Éditorial
À en croire les Pages blanches, il y a, parmi les patronymes recensés dans le Tarn, plus de Garcia que de Puech, plus de Goncalves que de Carcenac. Certains voudraient voir ce département replié sur lui-même, et se réjouissent sans doute que progressivement l’Europe ferme ses frontières aux réfugiés fuyant les guerres et la mort – cette même Europe qui aimerait en sous-traiter la gestion au sinistre président de la Turquie, lequel monnaye sa collaboration pour mieux faire accepter le virage totalitaire qu’il impose à son pays. D’autres s’organisent pour accueillir chaleureusement des réfugiés à Saint-Antonin-Noble-Val, ou se retrouvent à Toulouse pour une soirée de soutien à la révolution syrienne.

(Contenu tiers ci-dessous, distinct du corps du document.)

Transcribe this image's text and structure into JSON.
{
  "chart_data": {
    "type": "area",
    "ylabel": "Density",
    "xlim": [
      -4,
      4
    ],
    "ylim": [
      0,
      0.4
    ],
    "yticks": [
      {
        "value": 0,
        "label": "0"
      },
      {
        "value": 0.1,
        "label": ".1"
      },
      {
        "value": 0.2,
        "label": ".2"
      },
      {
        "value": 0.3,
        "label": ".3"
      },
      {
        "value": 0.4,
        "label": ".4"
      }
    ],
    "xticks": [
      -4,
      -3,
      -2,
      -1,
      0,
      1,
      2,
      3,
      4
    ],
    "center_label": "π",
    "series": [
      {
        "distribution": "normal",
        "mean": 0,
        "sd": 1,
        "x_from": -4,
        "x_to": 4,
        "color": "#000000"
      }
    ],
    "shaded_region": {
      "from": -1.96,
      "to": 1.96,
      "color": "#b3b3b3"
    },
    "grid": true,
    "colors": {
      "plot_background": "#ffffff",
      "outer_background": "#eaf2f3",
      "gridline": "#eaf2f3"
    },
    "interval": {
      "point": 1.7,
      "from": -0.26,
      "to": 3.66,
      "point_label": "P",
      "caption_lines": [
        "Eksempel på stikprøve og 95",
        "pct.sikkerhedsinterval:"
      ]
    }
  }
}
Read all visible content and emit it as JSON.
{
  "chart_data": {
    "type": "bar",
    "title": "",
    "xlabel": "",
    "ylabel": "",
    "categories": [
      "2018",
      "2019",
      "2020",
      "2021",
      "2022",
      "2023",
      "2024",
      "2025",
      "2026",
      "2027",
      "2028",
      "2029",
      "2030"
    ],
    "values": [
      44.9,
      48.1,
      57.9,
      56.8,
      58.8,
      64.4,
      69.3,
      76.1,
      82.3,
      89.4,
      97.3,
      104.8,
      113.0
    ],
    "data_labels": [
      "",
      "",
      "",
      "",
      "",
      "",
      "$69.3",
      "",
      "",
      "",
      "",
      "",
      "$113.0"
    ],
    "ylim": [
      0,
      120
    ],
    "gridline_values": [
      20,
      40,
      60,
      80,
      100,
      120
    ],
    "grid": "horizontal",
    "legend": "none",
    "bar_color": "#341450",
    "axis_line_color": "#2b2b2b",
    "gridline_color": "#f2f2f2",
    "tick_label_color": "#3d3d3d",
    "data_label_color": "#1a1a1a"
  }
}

Dans le n° 3, nous relations comment des Tchétchènes avaient été cachés de nombreux mois dans le Tarn pour leur permettre d’acquérir le droit au séjour. Ce qui constitue aussi le Tarn, ce sont ces travailleurs polonais, italiens, espagnols venus bosser dans les mines de Carmaux, dans les usines de Graulhet ou comme charbonniers en forêt de Grésigne. Le Tarn, c’est encore les républicains espagnols fuyant le franquisme. Les harkis rapatriés en urgence d’Algérie en 1962. Des Maghrébins, des Portugais, et tant d’autres, invités à faire tourner les usines. Des Latino-Américains ou des Kurdes fuyant les dictatures.
Aujourd’hui, certains sont de nationalité française. Mais d’aucuns leur demandent d’avoir une identité, une seule, une identité… nationale. La France, ce n’est pas ça. La France, terre d’immigration, est une mosaïque d’identités variées, et c’est ce qui fait sa richesse. Chaque individu a dans son histoire familiale des « étrangers ». Il peut l’occulter, et être plus français que les Français en rejetant les immigrés plus récents. Il peut aussi ne pas oublier qu’il est fait de multiples identités. Ça le rendra plus humain, plus modeste, plus fort, plus sensible.
Certains voudraient que le Tarn soit comme ces grandes cultures de maïs qui uniformisent ses plaines. Quant à nous, non seulement nous nous réjouissons de la biodiversité culturelle que nous amènent ces femmes et hommes qui ont dû quitter leur pays, mais nous n’oublions pas non plus que la Constitution de 1793 stipulait en son article 120 que le peuple français donne asile aux étrangers bannis de leur patrie pour la cause de la liberté, et le refuse aux tyrans.